Les nouvelles projections de l’organisation météorologique mondiale et de Météofrance d’ici 2050, avec des pics de températures au-delà de 40 °C en France, illustrent de manière dramatique les conséquences du dérèglement climatique si des mesures ne sont pas prises pour contenir le réchauffement dans la limite de 2°C.

La diffusion en décembre 2014 par les médias du monde entier de bulletins météo fondés sur ces projections rend visibles aux yeux de tous les enjeux concrets des négociations en cours à Lima dans le cadre de la 20e conférence sur le climat.

Les principaux messages du 5e rapport du GIEC

Les conclusions scientifiques du GIEC sont sans appel : le réchauffement du système climatique est sans équivoque et le GIEC qualifie d’extrêmement probable (plus de 95 % de chance, alors que cette probabilité s’élevait à 90 % en 2007 et à 66 % en 2001) le rôle des activités humaines dans l’augmentation des températures moyennes depuis le milieu du XXe siècle.

Le cinquième rapport d’évaluation (AR5) du GIEC est composé de trois volumes et d’un rapport de synthèse, publié en octobre 2014.

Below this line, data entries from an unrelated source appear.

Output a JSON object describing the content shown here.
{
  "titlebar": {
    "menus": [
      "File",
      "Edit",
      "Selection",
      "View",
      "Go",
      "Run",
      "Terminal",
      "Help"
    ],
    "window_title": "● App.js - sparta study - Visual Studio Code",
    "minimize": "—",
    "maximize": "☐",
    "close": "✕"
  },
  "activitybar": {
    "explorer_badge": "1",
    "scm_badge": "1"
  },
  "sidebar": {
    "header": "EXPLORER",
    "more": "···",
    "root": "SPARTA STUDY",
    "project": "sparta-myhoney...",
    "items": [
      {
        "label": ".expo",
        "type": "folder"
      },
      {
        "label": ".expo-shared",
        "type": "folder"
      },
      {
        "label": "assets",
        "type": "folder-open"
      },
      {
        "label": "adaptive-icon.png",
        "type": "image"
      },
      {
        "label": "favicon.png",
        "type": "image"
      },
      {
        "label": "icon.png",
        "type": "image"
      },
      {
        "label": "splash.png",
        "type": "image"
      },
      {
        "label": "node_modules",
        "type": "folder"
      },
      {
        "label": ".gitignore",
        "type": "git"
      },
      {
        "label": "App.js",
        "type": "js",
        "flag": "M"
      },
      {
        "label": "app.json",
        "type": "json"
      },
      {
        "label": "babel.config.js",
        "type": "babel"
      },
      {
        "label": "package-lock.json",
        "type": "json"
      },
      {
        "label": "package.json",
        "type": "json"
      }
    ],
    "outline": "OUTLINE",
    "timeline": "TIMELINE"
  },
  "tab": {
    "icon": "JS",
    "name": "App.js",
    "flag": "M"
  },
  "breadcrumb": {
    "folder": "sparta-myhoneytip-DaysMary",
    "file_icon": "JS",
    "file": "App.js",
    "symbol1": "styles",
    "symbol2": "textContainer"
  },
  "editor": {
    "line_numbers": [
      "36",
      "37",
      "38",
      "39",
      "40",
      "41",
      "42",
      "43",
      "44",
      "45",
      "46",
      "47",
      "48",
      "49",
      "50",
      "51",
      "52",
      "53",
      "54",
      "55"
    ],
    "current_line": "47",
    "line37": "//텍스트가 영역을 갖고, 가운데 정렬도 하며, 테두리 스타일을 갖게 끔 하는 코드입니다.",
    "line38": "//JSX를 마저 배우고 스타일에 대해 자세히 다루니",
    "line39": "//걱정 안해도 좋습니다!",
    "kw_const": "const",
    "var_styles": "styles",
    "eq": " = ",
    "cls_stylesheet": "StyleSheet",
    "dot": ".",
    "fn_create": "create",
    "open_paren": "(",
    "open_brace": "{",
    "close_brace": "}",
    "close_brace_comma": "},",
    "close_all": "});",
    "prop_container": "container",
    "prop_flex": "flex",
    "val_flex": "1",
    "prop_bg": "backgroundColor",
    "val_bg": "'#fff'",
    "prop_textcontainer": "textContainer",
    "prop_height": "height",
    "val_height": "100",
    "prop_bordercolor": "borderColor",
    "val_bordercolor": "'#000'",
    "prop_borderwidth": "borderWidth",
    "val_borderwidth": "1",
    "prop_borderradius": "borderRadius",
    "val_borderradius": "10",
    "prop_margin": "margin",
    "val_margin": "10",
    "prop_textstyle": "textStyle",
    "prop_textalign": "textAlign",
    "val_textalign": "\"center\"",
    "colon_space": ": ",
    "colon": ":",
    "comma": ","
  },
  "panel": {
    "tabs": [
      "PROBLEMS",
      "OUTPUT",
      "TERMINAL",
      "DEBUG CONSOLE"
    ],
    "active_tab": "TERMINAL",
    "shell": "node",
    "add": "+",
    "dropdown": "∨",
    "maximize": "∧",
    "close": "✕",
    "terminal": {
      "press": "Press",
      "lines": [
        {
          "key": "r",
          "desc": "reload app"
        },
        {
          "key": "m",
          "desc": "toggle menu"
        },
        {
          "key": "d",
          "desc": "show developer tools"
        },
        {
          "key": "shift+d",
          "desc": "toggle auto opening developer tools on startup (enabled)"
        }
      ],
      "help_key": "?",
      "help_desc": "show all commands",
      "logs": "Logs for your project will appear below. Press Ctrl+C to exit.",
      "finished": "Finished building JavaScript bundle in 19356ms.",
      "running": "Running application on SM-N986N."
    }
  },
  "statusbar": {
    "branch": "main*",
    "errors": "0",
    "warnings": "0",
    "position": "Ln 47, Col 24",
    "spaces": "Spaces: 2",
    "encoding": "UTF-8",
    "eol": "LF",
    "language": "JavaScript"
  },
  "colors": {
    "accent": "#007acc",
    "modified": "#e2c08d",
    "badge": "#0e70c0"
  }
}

Les éléments qu’il contient devront être pleinement pris en compte dans le cadre de l’élaboration de l’accord sur le climat de 2015, afin qu’il soit suffisamment ambitieux pour répondre au défi du changement climatique.

Le premier volume du rapport du GIEC est dédié aux aspects scientifiques de l’évolution du Climat. Les principaux points de ce volume sont les suivants :

1. La hausse des températures est une certitude confirmée

La température moyenne annuelle a déjà augmenté de 0,85° depuis 1880 et devrait croitre de 0,3 à 4,8°C d’ici 2100 en fonction des émissions des gaz à effet de serre. Les données de la moyenne mondiale de la température en surface terrestre et océanique combinée font état d’une augmentation de 0,89 °C au cours de la période 1901–2012.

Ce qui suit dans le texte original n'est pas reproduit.